The past eleven years have been difficult years to be a college or university president. The next ten are likely to be harder, given the extraordinary challenges we face on so many different fronts. Trust in institutions, including higher education, has fallen still lower. Attacks on what we value come at us seemingly from all sides. It will be more important than ever that Amherst hew to its fundamental scholarly and educational values, principles, and purposes, that the community, despite its differences, pull together with courage and compassion to ensure that democratic institutions and the principles that undergird them can survive the onslaught of attacks that they face. Stepping back, in the ways Rich’s poem imagines, reminds us that imperfection is part of what it means to be fully human and also to be a human-created institution. But extreme cynicism and wholesale destruction of fundamental principles and institutions are not. We would all be fairer to one another and wiser about institutions and what they require if we were better at acknowledging our own vulnerability, our own shortcomings, and remembering the vulnerability of others. Rich offers us some wonderful lines of poetry on this front:
How far dare we throw off the daily ruse,
Official treacheries of face and name,
Have out our true identity? I could hazard
An answer now, if you are asking still.
We are a small and lonely human race
Showing no sign of mastering solitude
Out on this stony planet that we farm.
The most we can do for one another
Is let our blunders and our blind mischances
Argue a certain brusque abrupt compassion.

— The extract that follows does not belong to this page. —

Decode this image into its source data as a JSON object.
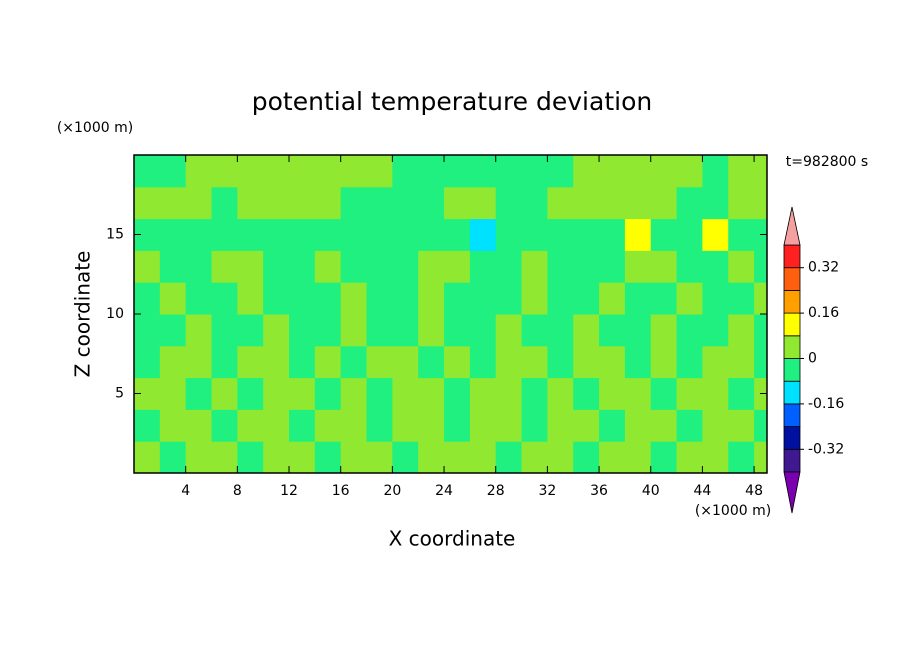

It is possible to combine critique with compassion. Even if that compassion must sometimes be “brusque and abrupt,” it still allows for more education before ultimate judgments, even when people’s blunders irritate, even when they hurt. A community that is not open to one another’s mistakes, sympathetic to one another’s lack of exposure and knowledge, and open to continued learning is not a truly educational community. Let us remember that:
It takes a late and slowly blooming wisdom
To learn that those we marked infallible
Are tragi-comic stumblers like ourselves.
The knowledge breeds reserve. We walk on tiptoe,
Two-edged discovery hunts us finally down;
The human act will make us real again,
And then perhaps we come to know each other.
These lines mean a lot to me at this moment because I have grown so much by virtue of my eleven years here with you—in knowledge, friendships, emotional resilience, and, I hope, in wisdom. With this farewell letter, I am not saying goodbye. My attachment to Amherst is forever. And I hope to see many of you when we celebrate our 20th president’s inauguration in October.